First and foremost, were the three Carnevale Costume Balls we attended, Il Minuetto at the most famous hotel in Venice, the Hotel Danieli (where we were staying), the Grand Ball of Carnevale known as the “Ballo Tiepolo” at the Palazzo Pisani Moretta , and the Official Dinner Show and Ball at Palazzo Ca Vendramin Calergi. This latter palazzo is well known for being the residence of the famous composer, Richard Wagner, during his years in Venice, and also for serving during the rest of the year as the Casino of Venice, the oldest gaming establishment in the world.
Our favorite Carnevale Ballo experience was the elegant Il Minuetto at Hotel Danieli where the four-course dinner with wines was superb, the service was impeccable, and we delighted in the Minuet lesson we received from a Dance Master.
While we enjoyed both of the other two Costume Balls we attended as well as the water taxi ride over and back from the dock of our hotel to the dock of the palazzo where the Ball was taking place, there were a few hiccups. The festivities at Ballo Tiepolo were abbreviated because the commencement was seriously delayed until 10:30pm, and the crowd at the Official Dinner Show and Ball was frankly a bit too wild for us, with guys dancing in nothing but bikini briefs, and dinner service was late and very slow. Perhaps our leaving shortly after midnight was too premature and we missed the more enticing experience later on? Nevertheless, attending all three gave us much more insight into the Carnevale costume ball experience and we did have a very interesting time at each of them . After all, people-watching is part of the Carnevale experience!
The Hotel Danieli was our exquisite home for our 15 glorious days in Venice. This was our first time staying at the 5-star palatial Hotel Danieli, but I very much hope it will not be our last time. The staff knew our names from day 1 and made us feel that our wish was their command. Beauty is everywhere in Venice, but that’s an understatement at the Hotel Danieli, built as a palazzo during the Renaissance at the end of the 14th century by a noble Venetian family, expanded over the years, and still very much full of historic charm and allure in the 21st century.
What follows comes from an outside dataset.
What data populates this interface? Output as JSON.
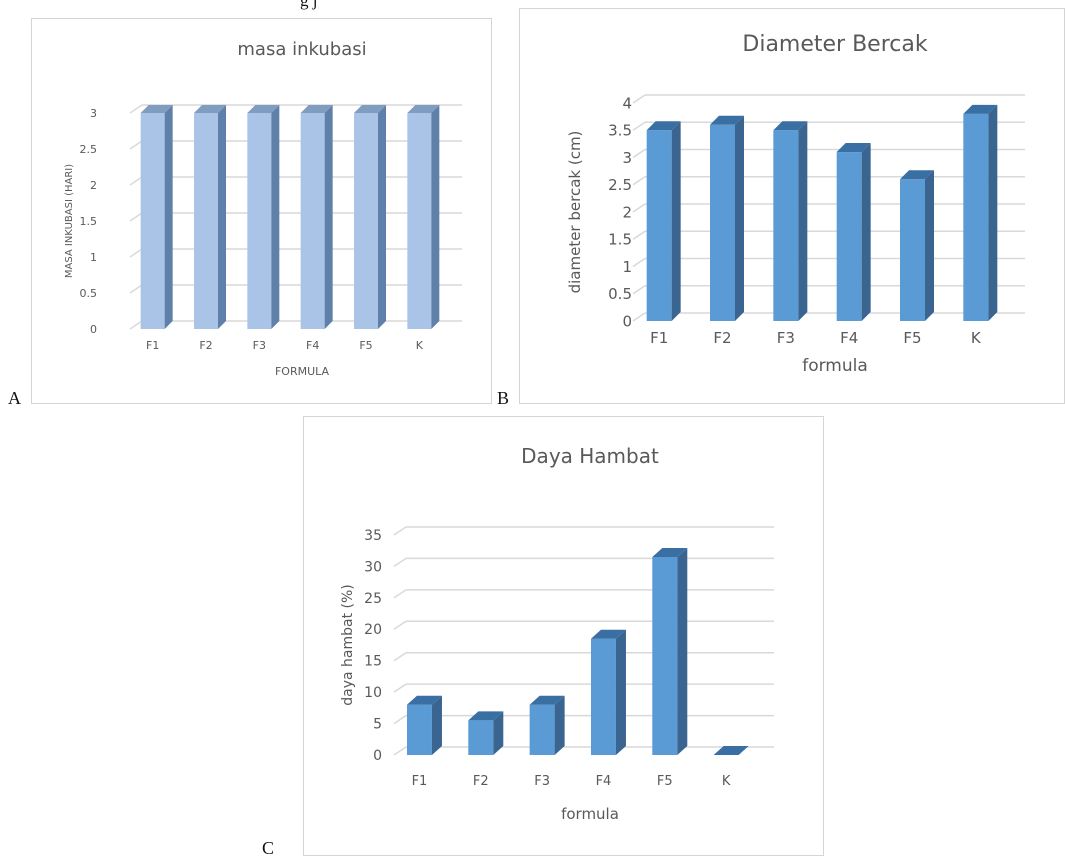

The hotel’s restaurants are superb – in fact, you’d be hard-pressed to find a better combination of Italian cuisine, service and view in Venice than at the Danieli’s main restaurant known as Ristorante Terrazza Danieli. In the warmer weather, you can eat outside on the spacious outdoor terrace at Terrazza while enjoying a spectacular view of the Grand Canal and tutto Venezia! But thanks to its many windows, fabulous views are also available year-round throughout the interior of the restaurant.
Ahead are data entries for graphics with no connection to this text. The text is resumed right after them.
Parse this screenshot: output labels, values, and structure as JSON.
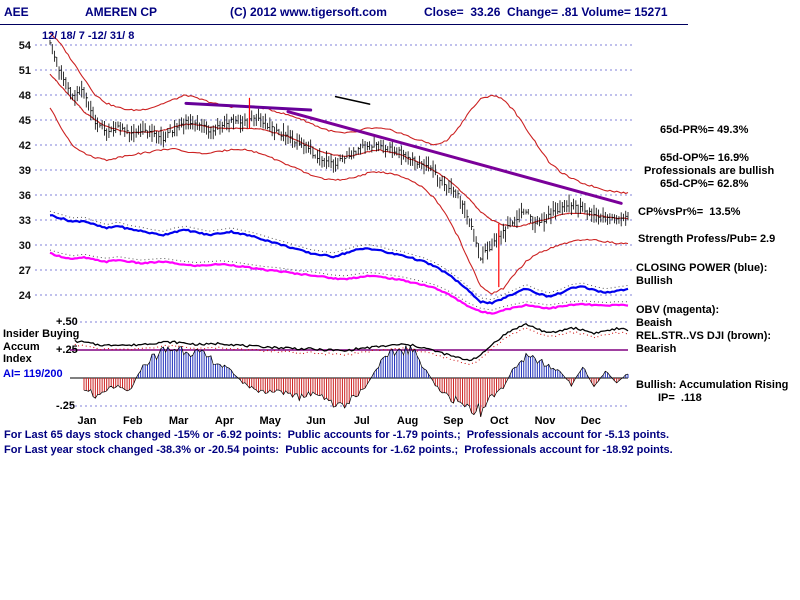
{
  "window": {
    "symbol": "AEE",
    "name": "AMEREN CP",
    "copyright": "(C) 2012 www.tigersoft.com",
    "stats": "Close=  33.26  Change= .81 Volume= 15271",
    "date_range": "12/ 18/ 7 -12/ 31/ 8"
  },
  "right_panel": {
    "pr": "65d-PR%= 49.3%",
    "op": "65d-OP%= 16.9%",
    "prof": "Professionals are bullish",
    "cp65": "65d-CP%= 62.8%",
    "cpvspr": "CP%vsPr%=  13.5%",
    "strength": "Strength Profess/Pub= 2.9",
    "cp_title": "CLOSING POWER (blue):",
    "cp_state": "Bullish",
    "obv_title": "OBV (magenta):",
    "obv_state": "Beaish",
    "rs_title": "REL.STR..VS DJI (brown):",
    "rs_state": "Bearish",
    "accum_note": "Bullish: Accumulation Rising",
    "ip": "IP=  .118"
  },
  "left_panel": {
    "insider": "Insider Buying",
    "accum": "Accum",
    "index": "Index",
    "ai": "AI= 119/200",
    "plus50": "+.50",
    "plus25": "+.25",
    "minus25": "-.25"
  },
  "footer": {
    "line1": "For Last 65 days stock changed -15% or -6.92 points:  Public accounts for -1.79 points.;  Professionals account for -5.13 points.",
    "line2": "For Last year stock changed -38.3% or -20.54 points:  Public accounts for -1.62 points.;  Professionals account for -18.92 points."
  },
  "chart_data": {
    "type": "ohlc-with-indicators",
    "title": "AMEREN CP (AEE) daily chart 12/18/7 - 12/31/8",
    "x_axis": {
      "months": [
        "Jan",
        "Feb",
        "Mar",
        "Apr",
        "May",
        "Jun",
        "Jul",
        "Aug",
        "Sep",
        "Oct",
        "Nov",
        "Dec"
      ]
    },
    "price_axis": {
      "ticks": [
        54,
        51,
        48,
        45,
        42,
        39,
        36,
        33,
        30,
        27,
        24
      ]
    },
    "indicator_axis": {
      "ticks": [
        {
          "label": "+.50",
          "value": 0.5
        },
        {
          "label": "+.25",
          "value": 0.25
        },
        {
          "label": "-.25",
          "value": -0.25
        }
      ],
      "zero_baseline": 0
    },
    "series": {
      "close": [
        54.0,
        50.5,
        47.8,
        48.5,
        44.8,
        43.5,
        44.3,
        43.2,
        43.8,
        43.3,
        42.8,
        44.0,
        44.8,
        44.5,
        43.8,
        44.2,
        45.0,
        44.6,
        45.4,
        44.6,
        43.6,
        43.0,
        42.2,
        41.2,
        40.2,
        39.6,
        40.4,
        41.4,
        42.0,
        42.0,
        41.6,
        41.0,
        40.2,
        39.6,
        38.6,
        37.2,
        36.0,
        33.0,
        28.5,
        30.0,
        31.5,
        33.0,
        34.2,
        32.6,
        33.4,
        34.4,
        35.0,
        34.2,
        33.6,
        33.0,
        33.2,
        33.3
      ],
      "band_upper": [
        55.5,
        54.0,
        52.0,
        50.0,
        48.0,
        47.0,
        46.5,
        46.2,
        46.2,
        46.5,
        47.0,
        47.5,
        48.0,
        47.6,
        47.2,
        46.8,
        46.6,
        46.6,
        46.6,
        46.4,
        46.0,
        45.6,
        45.2,
        44.6,
        44.0,
        43.6,
        43.4,
        43.6,
        44.0,
        44.0,
        43.8,
        43.4,
        42.8,
        42.4,
        42.0,
        42.5,
        44.0,
        46.0,
        47.5,
        48.0,
        47.5,
        46.0,
        44.0,
        42.0,
        40.0,
        38.8,
        38.0,
        37.4,
        37.0,
        36.6,
        36.4,
        36.2
      ],
      "band_mid": [
        50.5,
        49.0,
        47.5,
        46.0,
        45.0,
        44.2,
        43.8,
        43.5,
        43.5,
        43.6,
        43.8,
        44.2,
        44.5,
        44.4,
        44.2,
        44.0,
        44.0,
        44.0,
        44.0,
        43.8,
        43.4,
        43.0,
        42.4,
        41.8,
        41.2,
        40.8,
        40.6,
        40.8,
        41.2,
        41.4,
        41.2,
        40.8,
        40.2,
        39.6,
        38.8,
        38.0,
        36.8,
        35.5,
        34.0,
        33.0,
        32.4,
        32.2,
        32.4,
        32.8,
        33.2,
        33.6,
        33.8,
        33.8,
        33.6,
        33.4,
        33.2,
        33.2
      ],
      "band_lower": [
        46.5,
        44.0,
        42.0,
        41.0,
        40.5,
        40.2,
        40.5,
        40.8,
        41.0,
        41.2,
        41.5,
        41.5,
        41.2,
        41.0,
        41.0,
        41.2,
        41.5,
        41.5,
        41.2,
        40.8,
        40.2,
        39.6,
        39.0,
        38.4,
        38.0,
        37.8,
        37.8,
        38.2,
        38.6,
        38.8,
        38.6,
        38.2,
        37.6,
        36.8,
        35.5,
        33.5,
        31.0,
        28.0,
        25.0,
        24.2,
        24.8,
        26.5,
        28.0,
        29.0,
        29.5,
        30.0,
        30.4,
        30.6,
        30.6,
        30.4,
        30.2,
        30.2
      ],
      "closing_power": [
        33.6,
        33.2,
        32.8,
        32.9,
        32.4,
        32.0,
        32.3,
        31.9,
        31.7,
        31.4,
        31.2,
        31.6,
        31.8,
        31.5,
        31.2,
        31.4,
        31.6,
        31.3,
        31.0,
        30.6,
        30.2,
        29.8,
        29.4,
        29.0,
        28.8,
        28.6,
        29.0,
        29.4,
        29.6,
        29.4,
        29.0,
        28.8,
        28.4,
        28.0,
        27.4,
        26.6,
        25.6,
        24.4,
        23.2,
        23.0,
        23.6,
        24.2,
        24.8,
        24.2,
        23.8,
        24.2,
        24.8,
        25.0,
        24.6,
        24.3,
        24.5,
        24.7
      ],
      "obv": [
        29.0,
        28.6,
        28.3,
        28.5,
        28.2,
        28.0,
        28.2,
        28.0,
        27.8,
        27.9,
        28.0,
        27.8,
        27.6,
        27.5,
        27.6,
        27.7,
        27.6,
        27.4,
        27.2,
        27.0,
        26.9,
        26.7,
        26.5,
        26.4,
        26.2,
        26.0,
        25.9,
        26.1,
        26.3,
        26.2,
        26.0,
        25.8,
        25.5,
        25.2,
        24.8,
        24.2,
        23.4,
        22.6,
        22.0,
        21.8,
        22.2,
        22.5,
        22.8,
        22.6,
        22.4,
        22.6,
        22.8,
        22.9,
        22.8,
        22.7,
        22.8,
        22.8
      ],
      "accum_index": [
        -0.14,
        -0.2,
        -0.16,
        -0.1,
        -0.15,
        -0.1,
        -0.06,
        -0.12,
        0.08,
        0.18,
        0.24,
        0.26,
        0.26,
        0.22,
        0.18,
        0.12,
        0.06,
        -0.04,
        -0.1,
        -0.14,
        -0.1,
        -0.14,
        -0.18,
        -0.14,
        -0.18,
        -0.22,
        -0.26,
        -0.16,
        -0.06,
        0.12,
        0.2,
        0.26,
        0.24,
        0.1,
        -0.06,
        -0.16,
        -0.22,
        -0.26,
        -0.3,
        -0.18,
        -0.08,
        0.1,
        0.18,
        0.16,
        0.1,
        0.06,
        -0.06,
        0.1,
        -0.08,
        0.06,
        -0.04,
        0.04
      ],
      "insider": [
        0.4,
        0.36,
        0.33,
        0.32,
        0.3,
        0.29,
        0.3,
        0.29,
        0.3,
        0.31,
        0.32,
        0.32,
        0.31,
        0.3,
        0.3,
        0.31,
        0.3,
        0.29,
        0.28,
        0.28,
        0.27,
        0.27,
        0.26,
        0.26,
        0.25,
        0.25,
        0.24,
        0.26,
        0.27,
        0.28,
        0.29,
        0.3,
        0.29,
        0.27,
        0.24,
        0.21,
        0.18,
        0.16,
        0.2,
        0.3,
        0.38,
        0.44,
        0.48,
        0.44,
        0.4,
        0.42,
        0.45,
        0.43,
        0.4,
        0.42,
        0.44,
        0.43
      ]
    },
    "annotations": [
      {
        "name": "trendline-short",
        "x1_day": 60,
        "price1": 47.0,
        "x2_day": 115,
        "price2": 46.2,
        "color": "#660099",
        "width": 3
      },
      {
        "name": "trendline-main",
        "x1_day": 105,
        "price1": 46.0,
        "x2_day": 252,
        "price2": 35.0,
        "color": "#7a0099",
        "width": 3
      },
      {
        "name": "black-segment",
        "x1_day": 126,
        "price1": 47.8,
        "x2_day": 141,
        "price2": 46.9,
        "color": "#000000",
        "width": 1.5
      },
      {
        "name": "red-spike-up",
        "x1_day": 88,
        "price1": 44.0,
        "x2_day": 88,
        "price2": 47.6,
        "color": "#ff0000",
        "width": 1.2
      },
      {
        "name": "red-spike-down",
        "x1_day": 198,
        "price1": 32.5,
        "x2_day": 198,
        "price2": 25.0,
        "color": "#ff0000",
        "width": 1.2
      }
    ],
    "legend": {
      "closing_power_color": "#0000ee",
      "obv_color": "#ff00ff",
      "band_color": "#cc2222",
      "trend_color": "#7a0099",
      "grid_color": "#5959cc",
      "accum_pos_color": "#2233bb",
      "accum_neg_color": "#cc2222",
      "insider_color": "#000000",
      "header_color": "#000080"
    }
  }
}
Our rooms located on the canal side of the Danieli were quiet, quite comfortable, and very well-appointed. We had the pleasure of staying first in a “premium deluxe” room, and then in a top floor suite. If you choose to sojourn at the Hotel Danieli, you will be in good company with the likes of many renowned artists, writers, musicians and other luminaries including Goethe, Dickens, Peggy Guggenheim, Leonard Bernstein, Steven Spielberg, and art critic John Ruskin.
The cultural offerings are superb in Venice. At the city’s renowned Opera House, La Fenice, we were totally entranced by the production of “The Barber of Seville”, and experienced sheer delight while enjoying our favorite Operetta, “The Merry Widow.” From the casting and outstanding performances to the stage settings and scenery, our operatic experiences were extraordinarily satisfying, and we left La Fenice both times uplifted and humming some of the hauntingly beautiful music we had just enjoyed.
Similarly impressed, we absolutely delighted in the outstanding Vivaldi Chamber Music Concerts at the Chiesa di Santa Maria della Pieta which was the Church where Vivaldi, regarded as one of the greatest Baroque composers, regularly worked and taught orphans for many years.
Venice has personality, charm and romance in spades. Plus, for me, it has always been enchanting, yet never more so than at Carnevale time.